Катя даже удивилась.

— А что с ней может быть? После подзатыльников, обнялись и разделили стакан поровну. Мужики, что с них взять. Полкопейки Прохор должен остался. Ну, Марфа ему их точно не даст. Будет что-то мудрить, чтоб долг отдать. Не будет попусту спорить в следующий раз.
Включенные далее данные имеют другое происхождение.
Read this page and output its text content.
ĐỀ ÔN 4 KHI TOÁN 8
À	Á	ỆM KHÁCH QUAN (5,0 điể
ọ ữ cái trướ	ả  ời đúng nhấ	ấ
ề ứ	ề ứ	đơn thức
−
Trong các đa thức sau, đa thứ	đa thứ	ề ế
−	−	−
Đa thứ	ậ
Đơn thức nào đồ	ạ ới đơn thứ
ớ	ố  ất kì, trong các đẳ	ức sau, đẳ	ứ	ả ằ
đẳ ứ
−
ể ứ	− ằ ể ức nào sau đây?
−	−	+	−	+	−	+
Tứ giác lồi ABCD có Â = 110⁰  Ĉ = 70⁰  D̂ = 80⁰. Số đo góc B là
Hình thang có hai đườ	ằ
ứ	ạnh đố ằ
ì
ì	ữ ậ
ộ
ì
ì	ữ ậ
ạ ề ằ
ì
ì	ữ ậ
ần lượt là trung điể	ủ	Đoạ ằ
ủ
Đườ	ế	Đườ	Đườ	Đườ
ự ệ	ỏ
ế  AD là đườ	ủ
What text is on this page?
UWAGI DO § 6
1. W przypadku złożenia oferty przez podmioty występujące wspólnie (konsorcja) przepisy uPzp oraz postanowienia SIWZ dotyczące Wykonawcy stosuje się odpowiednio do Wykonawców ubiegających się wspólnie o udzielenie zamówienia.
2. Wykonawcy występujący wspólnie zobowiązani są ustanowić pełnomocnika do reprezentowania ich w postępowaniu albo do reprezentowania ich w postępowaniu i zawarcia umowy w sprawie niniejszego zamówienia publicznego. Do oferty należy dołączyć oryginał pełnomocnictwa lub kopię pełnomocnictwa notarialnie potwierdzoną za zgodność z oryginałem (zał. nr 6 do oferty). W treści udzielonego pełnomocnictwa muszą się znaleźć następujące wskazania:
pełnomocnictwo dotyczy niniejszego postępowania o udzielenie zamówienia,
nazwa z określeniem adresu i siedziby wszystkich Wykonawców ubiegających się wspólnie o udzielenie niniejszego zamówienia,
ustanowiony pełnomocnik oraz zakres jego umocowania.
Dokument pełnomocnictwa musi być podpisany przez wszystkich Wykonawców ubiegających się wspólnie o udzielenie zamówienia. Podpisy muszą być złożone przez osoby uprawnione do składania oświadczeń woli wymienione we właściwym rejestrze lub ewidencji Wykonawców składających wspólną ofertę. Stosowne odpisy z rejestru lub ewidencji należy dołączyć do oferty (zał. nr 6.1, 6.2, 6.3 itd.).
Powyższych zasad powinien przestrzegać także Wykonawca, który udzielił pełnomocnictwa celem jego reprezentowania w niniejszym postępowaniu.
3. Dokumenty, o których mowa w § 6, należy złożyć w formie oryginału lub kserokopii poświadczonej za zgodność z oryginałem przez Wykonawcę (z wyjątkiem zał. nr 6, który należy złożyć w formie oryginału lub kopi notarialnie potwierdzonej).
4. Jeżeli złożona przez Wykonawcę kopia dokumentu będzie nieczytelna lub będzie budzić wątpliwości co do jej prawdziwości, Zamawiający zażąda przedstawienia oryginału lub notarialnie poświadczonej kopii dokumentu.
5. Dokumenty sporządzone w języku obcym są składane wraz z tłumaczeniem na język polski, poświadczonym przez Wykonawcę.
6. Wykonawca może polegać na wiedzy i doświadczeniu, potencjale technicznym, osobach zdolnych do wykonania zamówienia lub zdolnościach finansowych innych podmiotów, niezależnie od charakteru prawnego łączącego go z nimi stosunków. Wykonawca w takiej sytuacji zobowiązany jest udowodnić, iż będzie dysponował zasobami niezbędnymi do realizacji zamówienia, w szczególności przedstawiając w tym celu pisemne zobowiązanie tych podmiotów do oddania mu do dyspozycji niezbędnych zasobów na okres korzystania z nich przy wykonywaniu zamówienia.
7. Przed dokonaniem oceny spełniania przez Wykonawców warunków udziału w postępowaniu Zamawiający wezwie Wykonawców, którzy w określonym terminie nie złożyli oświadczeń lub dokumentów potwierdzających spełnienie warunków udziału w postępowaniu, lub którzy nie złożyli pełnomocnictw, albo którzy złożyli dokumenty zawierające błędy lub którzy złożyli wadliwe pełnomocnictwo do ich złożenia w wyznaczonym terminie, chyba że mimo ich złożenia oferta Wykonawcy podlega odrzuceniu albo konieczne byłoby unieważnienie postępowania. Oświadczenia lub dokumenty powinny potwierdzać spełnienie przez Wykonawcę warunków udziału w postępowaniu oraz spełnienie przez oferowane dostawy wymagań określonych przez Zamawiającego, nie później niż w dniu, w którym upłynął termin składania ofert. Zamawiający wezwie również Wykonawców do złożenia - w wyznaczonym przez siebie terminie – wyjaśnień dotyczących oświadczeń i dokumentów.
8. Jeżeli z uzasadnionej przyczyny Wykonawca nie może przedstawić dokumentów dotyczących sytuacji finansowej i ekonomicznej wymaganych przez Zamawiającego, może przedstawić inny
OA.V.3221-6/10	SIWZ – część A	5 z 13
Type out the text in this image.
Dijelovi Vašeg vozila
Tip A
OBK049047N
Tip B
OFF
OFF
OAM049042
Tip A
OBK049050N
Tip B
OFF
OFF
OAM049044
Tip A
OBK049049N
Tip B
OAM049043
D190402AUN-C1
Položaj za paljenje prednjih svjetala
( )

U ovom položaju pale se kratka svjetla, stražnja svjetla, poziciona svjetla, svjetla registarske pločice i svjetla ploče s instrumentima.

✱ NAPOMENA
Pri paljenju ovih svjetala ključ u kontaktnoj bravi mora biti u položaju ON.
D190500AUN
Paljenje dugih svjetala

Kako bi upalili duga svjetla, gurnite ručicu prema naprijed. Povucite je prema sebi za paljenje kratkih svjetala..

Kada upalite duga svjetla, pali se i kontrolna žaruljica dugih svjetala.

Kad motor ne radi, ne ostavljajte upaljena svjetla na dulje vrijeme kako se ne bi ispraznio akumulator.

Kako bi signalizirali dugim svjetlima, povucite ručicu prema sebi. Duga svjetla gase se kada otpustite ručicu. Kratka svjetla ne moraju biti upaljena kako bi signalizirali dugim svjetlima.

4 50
Новая порция мази. Новый синяк.

Острое блаженство.

— Больно, барин?

— Нет, Катюша, твои руки просто чудо.

Усмешка.

— Ну, для любимого барина я готова на что угодно.

Киваю, не открывая глаз.

— Я знаю. За то и ценю.

Поцелуй в ненамазанную часть груди.

— Спасибо, барин. Я вся твоя.

«Манон Леско» художник Рене Лелонг, конец 19 века. René Lelong (1871–1933)

Целую её макушку. Волосы приятно пахнут дорогим средством. Моим, кстати. Думаю, чтоб наладить производство. Кожа её нежна, что то чудо. Ничего удивительного, что Настя всё сразу поняла о наших «с горничной» отношениях. Ну, и фиг. Я ж не зря ей сказал, что «ты — это ты, а Катя — это Катя». Не хватало ещё привязаться к фаворитке. Сегодня она в фаворе, а завтра общается с Ушаковым, а послезавтра знакомится с видами Сибири с вырванным под корень языком. У нас это запросто. Быть рядом с Цесаревичем опасно. Иной раз быть любимой крепостной Государя-Наследника лучше и безопаснее. За крепостную отвечает хозяин. А с меня и взятки гладки. Повинюсь перед Матушкой вдруг что. Да и то, надо так накосячить, что и представить трудно в мире, где все интригуют против всех. Так что моя доверенная горничная чувствовала себя весьма вольготно. Да и на «булавки» ей я денег не слишком уж жалел. Люблю красивых и ухоженных женщин. Так что среди моего Двора она чувствовала себя (и весьма справедливо) настоящей королевой.

Крепостная горничная, которая ухожена лучше, чем графиня, что может быть вкуснее в этой жизни? Пусть и не ходит обвешенная бриллиантами.

Катенька гибко потянулась, что та кошка. Впрочем, она кошка и есть. Только умная очень. И хитрая. И коварная. И верная. Если ей это удобно.

— Это всё про мой Двор, Катюш?

— Ну, не считая бабских сплетен.

— И что болтают?

— Болтают, барин, что…

Она прижалась ко мне и прошептала на ухо несколько слов.

Морщусь.

— Катюша, не вздумай где-то это сказать.

Кивок мне в шею.

— Я знаю, барин. Не совсем ведь дура. Я только…

Ещё несколько слов на ухо.

— … никто ж не слышит больше. Но, я могила.

— Будешь такое болтать и это точно могила.

— Я знаю, барин. За тебя хоть на плаху. Но, я не болтаю.

— Молодец. Что ещё?

Катя лежала головой у меня на плече и рассказывала городские сплетни. Ничего особо нового. Кто с кем спит и что явно все ждут чего-то бурного в ближайшее время…

— С чего такой вывод, Катюш?

— Гуляют больно бояре наши. Швыряют деньги, как в последний раз. Что-то будет, барин.

Катя просто умница, хоть и с полгода, как из Подмосковной деревни. Графине Анастасии Павловне Ягужинской, местами, очень далеко до неё. А то, что Катя официально просто моя крепостная, а не графиня, так это ещё бабушка надвое сказала — сегодня ты крепостная, а завтра графиня. А бывает наоборот, как сказал бы булгаковский Фагот. Очень даже бывает!